Canada's Magna on Monday inched closer to clinching its Opel buy with approval from Spanish plant workers as the clock ticks down to a November 3 board meeting at which GM is set to decide on the deal.
Spain's Opel workers voted to accept Magna's plans for the carmaker, after tense negotiations with labor representatives. Their decision clears away one of the last obstacles standing in the way of a deal from the European point of view.
General Motors' board of directors still needs to vote in favor of the deal and set European Union concerns over the politics of its choice of buyer to rest. It is due to make a decision at a regularly scheduled board meeting taking place next week.
Spain's unions had reached an initial agreement with Magna last week after the Canadian parts manufacturer agreed to keep the Figueruelas plant in northern Spain, which makes the Corsa, and to reduce proposed job cuts.

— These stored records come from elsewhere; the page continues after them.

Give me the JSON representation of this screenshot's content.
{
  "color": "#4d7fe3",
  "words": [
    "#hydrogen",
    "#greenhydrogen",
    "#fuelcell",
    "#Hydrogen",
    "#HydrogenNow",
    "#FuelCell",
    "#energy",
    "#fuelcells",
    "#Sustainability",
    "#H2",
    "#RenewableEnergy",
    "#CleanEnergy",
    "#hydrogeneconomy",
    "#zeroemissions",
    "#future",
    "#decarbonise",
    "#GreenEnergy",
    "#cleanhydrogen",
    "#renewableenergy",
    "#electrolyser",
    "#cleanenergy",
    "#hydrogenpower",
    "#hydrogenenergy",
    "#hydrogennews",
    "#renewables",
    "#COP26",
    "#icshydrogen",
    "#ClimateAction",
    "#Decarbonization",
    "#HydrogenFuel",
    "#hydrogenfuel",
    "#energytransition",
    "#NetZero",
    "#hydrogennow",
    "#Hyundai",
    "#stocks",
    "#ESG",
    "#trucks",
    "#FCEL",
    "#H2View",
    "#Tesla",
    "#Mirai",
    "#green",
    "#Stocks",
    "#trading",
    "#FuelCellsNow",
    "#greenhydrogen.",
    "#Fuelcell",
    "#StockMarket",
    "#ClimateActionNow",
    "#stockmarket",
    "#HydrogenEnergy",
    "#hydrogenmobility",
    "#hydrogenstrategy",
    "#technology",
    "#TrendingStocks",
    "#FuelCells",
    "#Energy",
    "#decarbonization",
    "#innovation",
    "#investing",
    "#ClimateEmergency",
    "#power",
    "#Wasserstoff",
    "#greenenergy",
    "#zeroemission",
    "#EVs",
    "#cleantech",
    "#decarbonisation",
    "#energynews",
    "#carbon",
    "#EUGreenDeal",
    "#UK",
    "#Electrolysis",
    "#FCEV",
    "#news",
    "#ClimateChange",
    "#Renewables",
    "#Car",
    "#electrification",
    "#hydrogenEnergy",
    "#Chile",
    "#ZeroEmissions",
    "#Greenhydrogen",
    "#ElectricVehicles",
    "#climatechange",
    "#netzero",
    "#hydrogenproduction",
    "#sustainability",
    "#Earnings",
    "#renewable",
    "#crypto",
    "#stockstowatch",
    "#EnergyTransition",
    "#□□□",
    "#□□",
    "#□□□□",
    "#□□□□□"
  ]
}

We decided to modify the plan Magna had for us, Ana Sanchez, one of the directors of CCOO, one of the two biggest unions at the Opel plant, told workers before the vote.
Also on Monday, Magna and its Russian partner Sberbank notified European Union antitrust regulators of their plan to buy a majority stake in the General Motors unit.
The European Commission set a November 27 deadline for it to decide whether to approve the takeover, according to its daily list of planned mergers under review.
The European Commission has been keeping a close eye on the transaction to ensure state aid is not misused for political purposes. Magna had won approval from Berlin -- Germany is home to around half of Opel's 50,000 workers -- by proposing to keep all four Opel plants in Germany open.
A spokesman for the German economy ministry told reporters that Berlin was not aware of any problems that might stop the sale of Opel to Magna.
There are no new problems, the spokesman said.
GM's 13-member board agreed to sell Opel in September, but European Union regulators have asked GM to confirm it would make the same decision knowing that 4.5 billion euros in state aid promised by Germany would go to any buyer of Opel.